Sensational harassment allegations levelled against Sir Philip Green by former staff were revealed last night.
The Topshop tycoon faced a barrage of claims that he intimidated employees, groped women in front of their colleagues and even put a female executive in a headlock and dragged her round the room.
In another incendiary allegation, Sir Philip is said to have told a black worker he was still ‘throwing spears in the jungle’.
More than a dozen employees came forward to claim the 66-year-old billionaire had threatened to throw them out of windows or off balconies. He allegedly smashed the phone of a senior executive who had not reported in with updates on his work.
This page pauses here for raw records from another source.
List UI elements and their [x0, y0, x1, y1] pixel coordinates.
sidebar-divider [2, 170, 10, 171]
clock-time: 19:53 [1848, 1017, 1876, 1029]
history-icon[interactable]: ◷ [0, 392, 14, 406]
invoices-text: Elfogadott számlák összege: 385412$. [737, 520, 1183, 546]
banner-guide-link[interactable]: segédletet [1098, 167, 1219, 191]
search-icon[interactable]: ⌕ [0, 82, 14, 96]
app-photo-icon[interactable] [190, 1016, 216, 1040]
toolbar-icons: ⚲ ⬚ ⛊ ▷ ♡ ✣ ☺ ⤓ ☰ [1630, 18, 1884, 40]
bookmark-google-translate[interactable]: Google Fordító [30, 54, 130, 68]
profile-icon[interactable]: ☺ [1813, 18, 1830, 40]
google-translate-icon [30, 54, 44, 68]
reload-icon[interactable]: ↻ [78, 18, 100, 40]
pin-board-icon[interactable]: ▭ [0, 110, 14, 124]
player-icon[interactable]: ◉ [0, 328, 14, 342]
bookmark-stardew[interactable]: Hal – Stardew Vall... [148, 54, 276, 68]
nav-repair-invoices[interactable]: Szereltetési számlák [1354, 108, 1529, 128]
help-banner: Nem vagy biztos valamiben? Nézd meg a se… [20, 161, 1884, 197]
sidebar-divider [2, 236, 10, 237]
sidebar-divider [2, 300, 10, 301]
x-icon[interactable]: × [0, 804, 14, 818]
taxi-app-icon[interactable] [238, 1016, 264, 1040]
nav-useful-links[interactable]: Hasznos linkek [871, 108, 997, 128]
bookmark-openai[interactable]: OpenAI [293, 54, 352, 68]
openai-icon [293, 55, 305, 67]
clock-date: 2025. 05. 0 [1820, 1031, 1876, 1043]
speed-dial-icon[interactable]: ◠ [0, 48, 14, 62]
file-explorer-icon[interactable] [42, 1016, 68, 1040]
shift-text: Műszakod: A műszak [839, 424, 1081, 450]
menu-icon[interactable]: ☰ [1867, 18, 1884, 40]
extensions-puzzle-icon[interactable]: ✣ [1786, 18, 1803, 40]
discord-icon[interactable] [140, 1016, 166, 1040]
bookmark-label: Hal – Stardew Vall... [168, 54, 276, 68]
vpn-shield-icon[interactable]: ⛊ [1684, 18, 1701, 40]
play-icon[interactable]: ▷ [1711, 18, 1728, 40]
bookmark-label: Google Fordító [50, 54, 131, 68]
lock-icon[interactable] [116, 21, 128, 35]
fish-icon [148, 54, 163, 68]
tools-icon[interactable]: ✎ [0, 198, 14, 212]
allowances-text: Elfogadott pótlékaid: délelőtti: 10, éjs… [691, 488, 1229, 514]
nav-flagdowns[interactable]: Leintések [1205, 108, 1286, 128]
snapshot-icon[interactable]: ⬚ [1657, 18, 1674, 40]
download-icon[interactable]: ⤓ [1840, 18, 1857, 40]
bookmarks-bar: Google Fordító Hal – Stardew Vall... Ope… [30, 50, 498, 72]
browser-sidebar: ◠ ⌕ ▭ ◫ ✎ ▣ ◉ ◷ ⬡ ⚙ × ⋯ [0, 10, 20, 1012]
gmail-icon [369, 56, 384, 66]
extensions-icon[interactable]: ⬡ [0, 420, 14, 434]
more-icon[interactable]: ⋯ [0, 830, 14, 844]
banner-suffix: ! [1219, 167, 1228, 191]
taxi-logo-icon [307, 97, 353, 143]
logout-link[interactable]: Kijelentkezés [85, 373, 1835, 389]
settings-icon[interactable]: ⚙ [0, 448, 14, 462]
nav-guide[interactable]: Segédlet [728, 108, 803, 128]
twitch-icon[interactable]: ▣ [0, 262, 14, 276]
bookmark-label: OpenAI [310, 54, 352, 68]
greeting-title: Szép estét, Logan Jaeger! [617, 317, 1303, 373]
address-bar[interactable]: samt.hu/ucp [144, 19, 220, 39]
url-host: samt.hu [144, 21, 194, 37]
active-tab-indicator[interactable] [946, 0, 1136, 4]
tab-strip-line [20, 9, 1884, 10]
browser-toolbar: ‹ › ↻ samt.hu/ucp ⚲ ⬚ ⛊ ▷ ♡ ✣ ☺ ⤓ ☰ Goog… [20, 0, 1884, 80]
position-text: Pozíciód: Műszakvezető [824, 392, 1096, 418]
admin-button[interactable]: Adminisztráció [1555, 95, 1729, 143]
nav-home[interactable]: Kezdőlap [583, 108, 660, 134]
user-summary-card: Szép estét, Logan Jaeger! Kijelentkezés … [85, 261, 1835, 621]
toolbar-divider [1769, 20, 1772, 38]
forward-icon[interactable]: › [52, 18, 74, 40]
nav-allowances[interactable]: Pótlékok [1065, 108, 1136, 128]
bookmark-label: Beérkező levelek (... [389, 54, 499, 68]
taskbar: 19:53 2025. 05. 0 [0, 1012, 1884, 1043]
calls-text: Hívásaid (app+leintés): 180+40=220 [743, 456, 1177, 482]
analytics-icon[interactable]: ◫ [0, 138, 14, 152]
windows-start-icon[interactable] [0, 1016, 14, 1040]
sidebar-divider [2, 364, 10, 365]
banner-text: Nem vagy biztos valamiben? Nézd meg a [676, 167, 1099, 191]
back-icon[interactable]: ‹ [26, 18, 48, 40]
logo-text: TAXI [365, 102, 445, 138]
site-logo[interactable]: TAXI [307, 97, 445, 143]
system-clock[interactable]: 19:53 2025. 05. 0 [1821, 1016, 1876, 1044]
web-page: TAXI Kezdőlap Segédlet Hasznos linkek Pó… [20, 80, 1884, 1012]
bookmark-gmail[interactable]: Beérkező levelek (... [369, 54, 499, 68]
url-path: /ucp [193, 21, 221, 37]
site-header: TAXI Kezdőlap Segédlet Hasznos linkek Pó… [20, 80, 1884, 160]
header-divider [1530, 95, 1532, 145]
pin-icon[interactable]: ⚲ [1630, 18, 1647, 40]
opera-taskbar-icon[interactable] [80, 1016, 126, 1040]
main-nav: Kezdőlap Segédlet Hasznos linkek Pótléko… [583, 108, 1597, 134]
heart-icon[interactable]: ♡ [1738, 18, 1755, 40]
Another boss said Sir Philip called her a ‘naughty girl’ and ‘grabbed her bum’. She later received a £1million payout.
The details of complaints made by former employees emerged after the businessman finally dropped a court injunction that had prevented the media reporting the claims of sexual and racial harassment. The humiliating U-turn leaves him with a £3million legal bill – and the prospect of even more claims becoming public.
However the 66-year-old billionaire told his accusers to stick to the non-disclosure agreements they signed when they left his firm – or face ‘further legal actions and significant losses’.
His threat triggered a string of MPs to call on the Government to prevent NDAs from being used by ‘rich, powerful men’ to silence their accusers.
The row began last August when the Daily Telegraph tried to publish details of accusations by five former employees of Sir Philip’s Arcadia group, which controls brands including Topshop and Miss Selfridge. All had left and signed NDAs that, in theory, prevented them from telling their story.
The newspaper was stopped from publishing details of the allegations because Sir Philip gained a temporary injunction that also protected his identity. The court said publication of his name could cause ‘substantial and possibly irreversible harm’.
The list of accusations – labelled Britain’s #metoo scandal – was said to include ‘intimidation and bullying; many amounting to criminal offences’. Sir Philip was identified as the businessman at the centre of the case when Lord Hain used parliamentary privilege to name him in the House of Lords.
The Daily Mail revealed last week that Sir Philip had finally decided to ditch efforts to keep the injunction in place.
Yesterday, the High Court allowed him to formally finalise this climbdown in his legal action against the Telegraph Media Group.
Lifting the injunction, Mr Justice Warby branded the tycoon’s decision after months of wrangling as ‘well outside the norm’.
He said only one of the former staff members wanted information about their experience published.
The five, who cannot be identified for legal reasons, had accepted substantial sums from Arcadia after complaining about Sir Philip’s behaviour.
By dropping the case, he avoided being questioned in the High Court in an impending hearing to consider the public interest in the story.
But in a statement issued after yesterday’s court hearing, Sir Philip and Arcadia said: ‘The Telegraph has pursued a vendetta against Sir Philip Green and the employees and management of Arcadia Group.
‘The Telegraph and its owners must now decide whether to do the decent thing and respect the NDAs. If not, they will expose their sources to potential further legal actions and significant losses.’
Independent MP Frank Field, who held the tycoon to account over the BHS pensions scandal, said the threats amounted to bullying. Sir Philip has always strenuously denied harassment.
Maria Miller, who chairs Parliament’s women and equality committee, said: ‘NDAs cannot be used to cover up criminal wrongdoing or unlawful behaviour.’
Penny Mordaunt, who is minister for women and equalities, promised action on NDAs – without saying when.
Recordings of phone calls in which Sir Philip threatened journalists and said he would bankrupt the Daily Telegraph also emerged yesterday.